Reputation: 33
I am new to C++ development and I was hoping someone could help me with something I have been trying to do.
Say for example I want a function that will, given an integer input, return the number of distinct digits it contains.
So for example, if I have three integers:
int a = 19876;
int b = 25644;
int c = 4444;
If I pass 'a' into the function, I would expect the number 5 to be returned. If 'b' was passed into the function, I would expect '4' to be returned, If 'c' was passed into the function, then 1 would be returned, as they are the number of distinct numbers.

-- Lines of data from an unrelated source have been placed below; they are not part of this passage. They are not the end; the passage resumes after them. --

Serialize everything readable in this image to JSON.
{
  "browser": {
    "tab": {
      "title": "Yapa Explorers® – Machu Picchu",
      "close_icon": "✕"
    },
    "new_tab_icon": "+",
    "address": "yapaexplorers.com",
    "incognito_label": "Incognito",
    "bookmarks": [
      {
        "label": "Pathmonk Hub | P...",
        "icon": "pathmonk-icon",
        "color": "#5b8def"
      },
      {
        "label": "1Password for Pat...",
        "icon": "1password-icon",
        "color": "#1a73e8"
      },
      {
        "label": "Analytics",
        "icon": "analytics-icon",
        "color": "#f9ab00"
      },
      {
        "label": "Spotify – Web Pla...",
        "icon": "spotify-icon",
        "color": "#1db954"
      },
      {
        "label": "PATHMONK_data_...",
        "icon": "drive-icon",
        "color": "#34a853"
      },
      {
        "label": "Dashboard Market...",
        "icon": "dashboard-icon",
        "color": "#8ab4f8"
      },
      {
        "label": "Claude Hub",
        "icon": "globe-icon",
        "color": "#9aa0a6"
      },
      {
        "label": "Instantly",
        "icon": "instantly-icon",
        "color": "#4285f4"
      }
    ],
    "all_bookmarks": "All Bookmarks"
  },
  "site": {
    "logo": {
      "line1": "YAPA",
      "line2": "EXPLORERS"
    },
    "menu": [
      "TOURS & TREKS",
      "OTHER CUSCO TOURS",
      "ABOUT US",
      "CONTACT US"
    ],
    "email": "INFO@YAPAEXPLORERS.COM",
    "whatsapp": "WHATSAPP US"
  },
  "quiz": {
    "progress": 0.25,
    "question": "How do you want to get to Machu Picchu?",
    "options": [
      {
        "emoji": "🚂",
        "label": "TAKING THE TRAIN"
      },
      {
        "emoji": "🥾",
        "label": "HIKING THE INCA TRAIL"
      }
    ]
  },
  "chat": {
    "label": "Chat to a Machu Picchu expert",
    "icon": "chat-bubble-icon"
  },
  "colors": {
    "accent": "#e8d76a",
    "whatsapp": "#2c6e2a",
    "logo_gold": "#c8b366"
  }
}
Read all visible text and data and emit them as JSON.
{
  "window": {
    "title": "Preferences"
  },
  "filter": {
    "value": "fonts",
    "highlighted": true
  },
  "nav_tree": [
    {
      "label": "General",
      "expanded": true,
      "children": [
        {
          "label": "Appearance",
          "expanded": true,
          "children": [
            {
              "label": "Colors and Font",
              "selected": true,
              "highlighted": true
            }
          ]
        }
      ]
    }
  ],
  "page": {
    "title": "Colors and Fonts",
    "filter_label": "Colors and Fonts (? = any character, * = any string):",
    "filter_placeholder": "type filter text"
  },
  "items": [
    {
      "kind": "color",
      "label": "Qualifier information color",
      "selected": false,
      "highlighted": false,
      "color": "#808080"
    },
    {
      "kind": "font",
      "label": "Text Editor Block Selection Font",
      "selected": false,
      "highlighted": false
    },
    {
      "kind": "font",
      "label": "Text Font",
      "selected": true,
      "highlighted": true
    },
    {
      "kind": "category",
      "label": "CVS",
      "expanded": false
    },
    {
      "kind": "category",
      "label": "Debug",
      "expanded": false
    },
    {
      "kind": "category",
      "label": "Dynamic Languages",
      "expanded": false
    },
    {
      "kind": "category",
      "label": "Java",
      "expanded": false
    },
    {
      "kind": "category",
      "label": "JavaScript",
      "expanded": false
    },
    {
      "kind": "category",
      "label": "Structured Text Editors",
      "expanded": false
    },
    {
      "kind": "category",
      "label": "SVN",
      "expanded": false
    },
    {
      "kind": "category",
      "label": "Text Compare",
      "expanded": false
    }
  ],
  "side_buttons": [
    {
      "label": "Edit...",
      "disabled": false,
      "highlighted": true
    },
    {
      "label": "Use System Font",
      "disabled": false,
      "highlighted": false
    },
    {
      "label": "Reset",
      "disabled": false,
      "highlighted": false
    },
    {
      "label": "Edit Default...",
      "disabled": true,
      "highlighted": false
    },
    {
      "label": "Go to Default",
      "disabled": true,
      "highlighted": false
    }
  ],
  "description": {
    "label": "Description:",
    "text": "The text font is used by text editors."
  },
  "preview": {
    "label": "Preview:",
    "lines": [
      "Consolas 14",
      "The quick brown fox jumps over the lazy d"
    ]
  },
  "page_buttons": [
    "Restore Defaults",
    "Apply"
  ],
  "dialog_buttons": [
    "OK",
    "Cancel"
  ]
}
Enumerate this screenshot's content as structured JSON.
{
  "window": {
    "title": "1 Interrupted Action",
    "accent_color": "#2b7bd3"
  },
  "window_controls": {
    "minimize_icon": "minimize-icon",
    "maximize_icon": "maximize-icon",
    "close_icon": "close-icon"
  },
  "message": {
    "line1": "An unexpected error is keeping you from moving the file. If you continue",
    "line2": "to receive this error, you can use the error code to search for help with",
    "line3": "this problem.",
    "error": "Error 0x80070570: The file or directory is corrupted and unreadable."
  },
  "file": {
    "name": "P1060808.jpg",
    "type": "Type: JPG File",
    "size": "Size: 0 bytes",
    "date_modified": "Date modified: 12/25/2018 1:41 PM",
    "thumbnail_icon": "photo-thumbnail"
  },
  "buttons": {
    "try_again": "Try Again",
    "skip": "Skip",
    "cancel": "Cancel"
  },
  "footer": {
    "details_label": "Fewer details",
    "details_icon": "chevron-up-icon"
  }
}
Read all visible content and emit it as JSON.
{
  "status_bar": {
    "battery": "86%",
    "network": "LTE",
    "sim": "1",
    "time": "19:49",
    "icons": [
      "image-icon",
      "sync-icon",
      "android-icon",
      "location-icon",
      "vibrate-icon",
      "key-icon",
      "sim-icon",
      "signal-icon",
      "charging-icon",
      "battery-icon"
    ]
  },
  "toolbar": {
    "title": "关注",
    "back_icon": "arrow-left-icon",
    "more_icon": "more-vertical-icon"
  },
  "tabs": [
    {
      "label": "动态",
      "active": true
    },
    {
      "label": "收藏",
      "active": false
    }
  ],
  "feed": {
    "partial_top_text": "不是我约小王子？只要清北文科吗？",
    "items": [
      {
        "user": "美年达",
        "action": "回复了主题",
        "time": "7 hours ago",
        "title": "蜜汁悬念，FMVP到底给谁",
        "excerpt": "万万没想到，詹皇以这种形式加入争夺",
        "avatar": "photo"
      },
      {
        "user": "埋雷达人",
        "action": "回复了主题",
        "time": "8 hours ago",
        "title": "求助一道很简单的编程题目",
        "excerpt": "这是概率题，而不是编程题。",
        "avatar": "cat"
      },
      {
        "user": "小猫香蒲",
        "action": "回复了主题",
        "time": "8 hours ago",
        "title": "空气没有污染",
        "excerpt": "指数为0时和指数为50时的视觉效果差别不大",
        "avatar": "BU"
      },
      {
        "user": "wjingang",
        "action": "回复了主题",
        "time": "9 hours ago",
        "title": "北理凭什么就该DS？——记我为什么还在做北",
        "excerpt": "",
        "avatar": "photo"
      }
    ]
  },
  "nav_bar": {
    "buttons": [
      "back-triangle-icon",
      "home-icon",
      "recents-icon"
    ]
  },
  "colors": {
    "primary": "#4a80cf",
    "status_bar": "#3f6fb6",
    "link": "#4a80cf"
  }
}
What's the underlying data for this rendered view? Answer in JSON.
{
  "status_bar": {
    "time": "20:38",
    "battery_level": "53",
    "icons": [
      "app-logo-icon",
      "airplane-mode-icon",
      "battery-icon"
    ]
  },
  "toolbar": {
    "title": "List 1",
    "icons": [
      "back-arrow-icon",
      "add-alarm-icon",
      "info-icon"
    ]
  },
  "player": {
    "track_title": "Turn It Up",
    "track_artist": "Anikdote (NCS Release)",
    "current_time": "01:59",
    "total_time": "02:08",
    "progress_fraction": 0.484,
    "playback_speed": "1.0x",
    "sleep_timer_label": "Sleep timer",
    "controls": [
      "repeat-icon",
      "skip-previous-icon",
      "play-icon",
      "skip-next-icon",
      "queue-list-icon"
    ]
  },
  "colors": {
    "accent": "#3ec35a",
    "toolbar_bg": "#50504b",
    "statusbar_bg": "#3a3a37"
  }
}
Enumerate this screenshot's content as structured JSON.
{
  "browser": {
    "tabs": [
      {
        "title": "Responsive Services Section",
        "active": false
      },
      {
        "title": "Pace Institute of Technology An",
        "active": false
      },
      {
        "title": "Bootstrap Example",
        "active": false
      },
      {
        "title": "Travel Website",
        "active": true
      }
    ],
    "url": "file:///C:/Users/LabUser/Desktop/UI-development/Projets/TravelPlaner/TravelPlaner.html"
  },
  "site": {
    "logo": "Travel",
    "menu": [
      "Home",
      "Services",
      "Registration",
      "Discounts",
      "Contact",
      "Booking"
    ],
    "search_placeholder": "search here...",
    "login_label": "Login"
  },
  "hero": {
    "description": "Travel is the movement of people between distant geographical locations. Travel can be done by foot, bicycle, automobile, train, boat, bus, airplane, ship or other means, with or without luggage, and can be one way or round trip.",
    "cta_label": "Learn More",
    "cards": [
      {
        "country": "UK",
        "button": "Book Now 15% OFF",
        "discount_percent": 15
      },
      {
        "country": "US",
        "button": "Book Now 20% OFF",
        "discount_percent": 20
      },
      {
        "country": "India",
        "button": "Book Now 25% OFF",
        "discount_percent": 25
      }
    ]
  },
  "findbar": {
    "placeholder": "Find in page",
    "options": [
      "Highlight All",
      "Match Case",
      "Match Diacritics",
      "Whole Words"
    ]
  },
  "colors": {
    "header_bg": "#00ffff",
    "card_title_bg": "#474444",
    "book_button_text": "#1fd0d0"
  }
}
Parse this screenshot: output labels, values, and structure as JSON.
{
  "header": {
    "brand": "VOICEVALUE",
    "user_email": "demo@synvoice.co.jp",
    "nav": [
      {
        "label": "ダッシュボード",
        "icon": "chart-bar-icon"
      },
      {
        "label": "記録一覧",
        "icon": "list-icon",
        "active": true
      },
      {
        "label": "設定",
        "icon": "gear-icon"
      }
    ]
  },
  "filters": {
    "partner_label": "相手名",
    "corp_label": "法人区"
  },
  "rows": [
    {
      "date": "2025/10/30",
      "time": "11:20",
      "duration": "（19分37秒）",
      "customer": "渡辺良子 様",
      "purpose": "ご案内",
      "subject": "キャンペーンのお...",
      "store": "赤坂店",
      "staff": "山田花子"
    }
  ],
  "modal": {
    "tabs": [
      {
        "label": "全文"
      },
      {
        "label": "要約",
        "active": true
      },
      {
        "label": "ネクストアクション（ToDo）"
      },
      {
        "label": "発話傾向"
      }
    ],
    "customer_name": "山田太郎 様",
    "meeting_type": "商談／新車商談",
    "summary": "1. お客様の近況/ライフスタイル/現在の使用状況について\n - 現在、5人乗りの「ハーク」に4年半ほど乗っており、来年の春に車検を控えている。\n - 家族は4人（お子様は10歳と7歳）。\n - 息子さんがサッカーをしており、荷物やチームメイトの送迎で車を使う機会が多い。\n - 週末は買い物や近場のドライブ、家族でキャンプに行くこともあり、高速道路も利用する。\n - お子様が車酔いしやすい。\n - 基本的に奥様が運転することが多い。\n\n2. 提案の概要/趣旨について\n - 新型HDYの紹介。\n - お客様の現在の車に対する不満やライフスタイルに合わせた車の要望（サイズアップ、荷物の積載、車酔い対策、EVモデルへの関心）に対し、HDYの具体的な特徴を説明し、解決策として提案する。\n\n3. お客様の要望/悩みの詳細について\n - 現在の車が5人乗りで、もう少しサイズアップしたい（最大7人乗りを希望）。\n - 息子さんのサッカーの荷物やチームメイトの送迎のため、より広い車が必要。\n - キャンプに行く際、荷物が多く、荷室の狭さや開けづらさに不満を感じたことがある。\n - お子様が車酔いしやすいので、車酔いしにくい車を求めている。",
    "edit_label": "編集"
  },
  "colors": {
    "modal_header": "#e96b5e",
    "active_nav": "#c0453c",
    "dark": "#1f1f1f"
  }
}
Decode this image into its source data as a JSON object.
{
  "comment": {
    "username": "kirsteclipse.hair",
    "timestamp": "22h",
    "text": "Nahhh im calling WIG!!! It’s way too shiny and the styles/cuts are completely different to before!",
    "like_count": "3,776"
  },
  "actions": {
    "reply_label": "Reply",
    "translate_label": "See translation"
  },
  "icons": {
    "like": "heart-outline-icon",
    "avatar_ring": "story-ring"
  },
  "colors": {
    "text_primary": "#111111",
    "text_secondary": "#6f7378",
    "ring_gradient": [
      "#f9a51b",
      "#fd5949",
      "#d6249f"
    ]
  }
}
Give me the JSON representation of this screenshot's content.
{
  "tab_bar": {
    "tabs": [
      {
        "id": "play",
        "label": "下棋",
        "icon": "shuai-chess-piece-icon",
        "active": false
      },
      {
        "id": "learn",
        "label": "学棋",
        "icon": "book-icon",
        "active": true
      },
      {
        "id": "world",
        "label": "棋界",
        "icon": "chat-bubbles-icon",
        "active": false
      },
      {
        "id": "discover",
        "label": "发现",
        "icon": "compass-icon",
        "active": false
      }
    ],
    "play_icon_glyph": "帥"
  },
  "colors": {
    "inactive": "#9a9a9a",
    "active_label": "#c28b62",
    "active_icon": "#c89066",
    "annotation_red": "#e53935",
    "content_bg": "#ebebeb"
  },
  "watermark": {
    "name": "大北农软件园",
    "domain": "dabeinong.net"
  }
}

Could someone please illustrate how I could achieve this?
Upvotes: 3
Views: 4595
Reputation: 1205
This could be more concise, but I'm helping you see the way the solution works.
int digitCount(int number) {
// make an array to store whether you've seen a given digit
// note that there are 10 elements, one for each digit
// this will be conveniently indexed 0-9
bool digitSeen[10];
// set each seen digit
int count = 0;
while (number != 0) {
// get the rightmost digit with the modulo operator (%)
int digit = number % 10;
if (digitSeen[digit] == false) {
// only count if this is the first time we have seen it
++count;
digitSeen[digit] = true;
}
// pop off the right-most digit by dividing by 10
number /= 10;
}
return count;
}
Upvotes: 4
Reputation: 121387
Using the mod operator and you can count it:
int distinct(int a)
{
int ele[10]={0};
if(a==0) return 1;
if(a<0) a=a*-1;
while(a)
{
int t=a%10;
ele[t]=1;
a=a/10;
}
for (i=0;i<10;i++)
if (ele[i])
count++;
return count;
}
This will work only for both positive numbers and negative numbers.
Upvotes: 5
Reputation: 153820
You mean you want to find the number of different decimal digit in the integer?
int distinct_digits(int value) {
std::ostringstream out;
out << value;
std::string digits = out.str();
std::sort(digits.begin(), digits.end());
return std::unique(digits.begin(), digits.end()) - digits.begin();
}
(not compiled or tested but the basic idea should work)
Upvotes: 6
Reputation: 11
if you mean to return a floating point to get a decimal just return it as a float and the compiler should to an implicit type conversion. this is not generally good code but it works. a better way might be to hand the value to a temporary float like
float a_float = a;
return a_float;
Upvotes: -1
Reputation: 146910
You can compute the distinct number thing just fine, but there's no way to go from 'a'
to the value of the variable a;
. You can hardcode it- but that's fairly maintenance-heavy.